The contract also needs to include protocols for preserving and retrieving data. The protocols should incorporate a mechanism for overriding both the corporate and the provider’s retention policies when a duty to preserve, triggered by a lawsuit, regulatory investigation or other legal matter, arises. Companies will be required to explain those protocols in state and federal discovery conferences.
Ensure You Own the Data. As with real estate, a company needs to have clear title to its data. Companies must make that ownership explicit in the cloud contract so no issue arises if the provider should be acquired or become insolvent.
Keep Your Data Separate. It’s harder to have a customized retention policy if the company’s archived data on tapes or other media are co-mingled with other firms’ data. Co-mingled data could adversely affect a cloud provider’s ability—and thus your company’s ability—to make sure appropriate data are preserved and protected from inadvertent destruction. It also could interfere with indexing and retrieving data quickly and efficiently when the need arises. Sometimes, companies must access relevant data within a matter of just a few days to meet electronic discovery deadlines.

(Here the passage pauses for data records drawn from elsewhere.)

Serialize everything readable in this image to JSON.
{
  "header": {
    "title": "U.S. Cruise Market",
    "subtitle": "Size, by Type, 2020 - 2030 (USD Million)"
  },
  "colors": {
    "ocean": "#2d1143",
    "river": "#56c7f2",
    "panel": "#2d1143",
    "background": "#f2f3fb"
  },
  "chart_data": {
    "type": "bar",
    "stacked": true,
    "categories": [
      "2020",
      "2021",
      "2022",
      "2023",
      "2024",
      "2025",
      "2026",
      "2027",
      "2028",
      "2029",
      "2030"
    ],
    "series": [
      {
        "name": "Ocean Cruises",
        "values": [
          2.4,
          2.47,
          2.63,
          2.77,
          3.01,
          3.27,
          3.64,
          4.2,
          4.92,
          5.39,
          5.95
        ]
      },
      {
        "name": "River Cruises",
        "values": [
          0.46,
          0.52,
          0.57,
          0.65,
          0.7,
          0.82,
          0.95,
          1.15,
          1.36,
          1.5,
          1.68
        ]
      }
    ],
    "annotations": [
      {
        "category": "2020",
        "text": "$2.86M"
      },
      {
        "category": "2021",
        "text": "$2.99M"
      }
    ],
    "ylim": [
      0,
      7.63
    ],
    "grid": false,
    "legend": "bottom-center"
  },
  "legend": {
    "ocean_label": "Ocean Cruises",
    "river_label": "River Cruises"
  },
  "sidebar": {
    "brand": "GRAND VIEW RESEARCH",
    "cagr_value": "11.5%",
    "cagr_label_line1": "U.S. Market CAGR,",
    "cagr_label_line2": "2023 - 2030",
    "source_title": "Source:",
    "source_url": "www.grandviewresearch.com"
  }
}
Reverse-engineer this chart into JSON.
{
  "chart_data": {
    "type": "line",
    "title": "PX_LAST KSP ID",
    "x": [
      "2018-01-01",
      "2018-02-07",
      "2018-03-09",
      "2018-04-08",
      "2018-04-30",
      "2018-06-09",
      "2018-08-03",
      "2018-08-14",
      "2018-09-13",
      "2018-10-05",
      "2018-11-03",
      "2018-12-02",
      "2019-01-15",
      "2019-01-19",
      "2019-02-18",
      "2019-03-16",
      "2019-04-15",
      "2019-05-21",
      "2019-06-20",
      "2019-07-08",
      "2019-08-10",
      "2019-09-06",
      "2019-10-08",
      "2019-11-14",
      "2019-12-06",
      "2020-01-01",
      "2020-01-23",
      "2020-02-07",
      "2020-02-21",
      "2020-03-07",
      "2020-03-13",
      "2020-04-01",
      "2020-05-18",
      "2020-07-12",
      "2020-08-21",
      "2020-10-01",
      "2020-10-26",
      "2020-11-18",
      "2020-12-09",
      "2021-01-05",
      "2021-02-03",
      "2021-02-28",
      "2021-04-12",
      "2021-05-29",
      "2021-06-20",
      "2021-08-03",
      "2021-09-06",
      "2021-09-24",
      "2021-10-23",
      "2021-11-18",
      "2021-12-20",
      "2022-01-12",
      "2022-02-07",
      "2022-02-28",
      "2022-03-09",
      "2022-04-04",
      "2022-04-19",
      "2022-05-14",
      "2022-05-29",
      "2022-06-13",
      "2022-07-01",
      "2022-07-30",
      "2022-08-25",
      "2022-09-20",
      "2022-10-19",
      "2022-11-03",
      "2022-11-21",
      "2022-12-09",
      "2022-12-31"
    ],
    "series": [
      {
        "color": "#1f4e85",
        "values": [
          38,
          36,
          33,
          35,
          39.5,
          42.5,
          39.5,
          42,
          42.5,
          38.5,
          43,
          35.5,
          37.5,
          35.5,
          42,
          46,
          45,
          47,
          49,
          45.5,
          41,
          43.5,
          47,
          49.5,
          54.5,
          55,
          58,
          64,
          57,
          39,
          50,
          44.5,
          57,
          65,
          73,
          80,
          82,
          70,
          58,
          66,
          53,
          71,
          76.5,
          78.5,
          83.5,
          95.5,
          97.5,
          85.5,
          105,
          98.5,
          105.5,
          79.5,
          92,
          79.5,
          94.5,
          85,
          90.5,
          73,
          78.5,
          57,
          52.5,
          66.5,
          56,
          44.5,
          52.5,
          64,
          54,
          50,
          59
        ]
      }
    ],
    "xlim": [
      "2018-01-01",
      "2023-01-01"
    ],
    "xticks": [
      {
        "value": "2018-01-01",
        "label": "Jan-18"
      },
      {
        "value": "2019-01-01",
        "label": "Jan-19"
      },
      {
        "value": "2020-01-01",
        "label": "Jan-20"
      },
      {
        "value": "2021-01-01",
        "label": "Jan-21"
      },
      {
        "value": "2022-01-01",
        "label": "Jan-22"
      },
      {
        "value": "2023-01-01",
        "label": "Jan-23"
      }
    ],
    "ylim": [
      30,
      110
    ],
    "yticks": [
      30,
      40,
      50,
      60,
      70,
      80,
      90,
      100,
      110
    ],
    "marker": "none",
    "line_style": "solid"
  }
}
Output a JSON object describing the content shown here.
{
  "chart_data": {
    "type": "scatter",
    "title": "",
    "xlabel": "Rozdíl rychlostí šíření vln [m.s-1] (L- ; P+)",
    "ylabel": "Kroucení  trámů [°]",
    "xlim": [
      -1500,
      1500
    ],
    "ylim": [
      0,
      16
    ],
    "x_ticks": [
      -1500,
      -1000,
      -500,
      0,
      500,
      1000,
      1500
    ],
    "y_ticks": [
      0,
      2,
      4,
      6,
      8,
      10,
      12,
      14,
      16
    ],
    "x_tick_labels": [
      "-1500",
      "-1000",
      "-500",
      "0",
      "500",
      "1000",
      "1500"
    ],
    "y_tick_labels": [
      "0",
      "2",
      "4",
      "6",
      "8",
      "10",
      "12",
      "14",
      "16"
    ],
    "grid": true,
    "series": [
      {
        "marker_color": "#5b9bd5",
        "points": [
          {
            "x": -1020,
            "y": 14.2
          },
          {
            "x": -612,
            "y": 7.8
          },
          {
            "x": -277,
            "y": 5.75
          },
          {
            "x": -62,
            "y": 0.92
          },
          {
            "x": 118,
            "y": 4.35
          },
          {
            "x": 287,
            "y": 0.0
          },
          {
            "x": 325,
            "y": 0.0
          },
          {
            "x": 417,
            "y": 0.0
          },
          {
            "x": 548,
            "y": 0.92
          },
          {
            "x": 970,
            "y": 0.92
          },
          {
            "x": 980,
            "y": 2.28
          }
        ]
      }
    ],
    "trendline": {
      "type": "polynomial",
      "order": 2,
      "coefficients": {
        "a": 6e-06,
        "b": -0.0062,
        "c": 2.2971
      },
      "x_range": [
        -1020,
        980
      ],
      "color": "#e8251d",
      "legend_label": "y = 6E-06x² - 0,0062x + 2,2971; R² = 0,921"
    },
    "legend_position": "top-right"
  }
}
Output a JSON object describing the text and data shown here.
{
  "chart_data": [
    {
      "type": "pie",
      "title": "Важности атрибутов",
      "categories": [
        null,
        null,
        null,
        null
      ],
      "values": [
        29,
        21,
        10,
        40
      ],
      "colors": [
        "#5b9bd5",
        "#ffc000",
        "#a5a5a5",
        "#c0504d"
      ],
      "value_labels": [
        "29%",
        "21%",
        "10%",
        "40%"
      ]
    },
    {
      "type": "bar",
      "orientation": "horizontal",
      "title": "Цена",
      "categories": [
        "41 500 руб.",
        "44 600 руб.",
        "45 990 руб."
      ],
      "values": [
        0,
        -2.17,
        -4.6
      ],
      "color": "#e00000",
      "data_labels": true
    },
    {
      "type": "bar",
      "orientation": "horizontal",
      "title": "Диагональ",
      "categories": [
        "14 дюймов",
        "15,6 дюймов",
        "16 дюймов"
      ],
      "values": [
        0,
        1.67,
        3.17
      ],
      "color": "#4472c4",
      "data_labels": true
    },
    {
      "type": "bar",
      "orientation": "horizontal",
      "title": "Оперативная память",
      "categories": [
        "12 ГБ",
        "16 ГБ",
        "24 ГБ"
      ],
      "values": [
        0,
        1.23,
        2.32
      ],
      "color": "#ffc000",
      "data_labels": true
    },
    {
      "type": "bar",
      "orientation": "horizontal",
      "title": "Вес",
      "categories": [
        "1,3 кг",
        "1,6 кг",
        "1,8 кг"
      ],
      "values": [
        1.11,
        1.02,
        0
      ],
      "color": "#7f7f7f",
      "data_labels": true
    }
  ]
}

Keep Your Data Safe. Data centers should meet tough security standards to mitigate the likelihood that hackers and other intruders will compromise the data stored at that location. Data should be backed up in real-time, and the data center should have back-up generators that keep systems operating in the event of a power outage and a “hot spare” in a different geographic location.
Legal risks, as long as they are managed appropriately, should not deter companies from pursuing the advantages of cloud computing. But companies do need to make sure they address the legal risks along with service levels and other important issues as they make decisions about which cloud providers to work with and how to structure cloud contracts.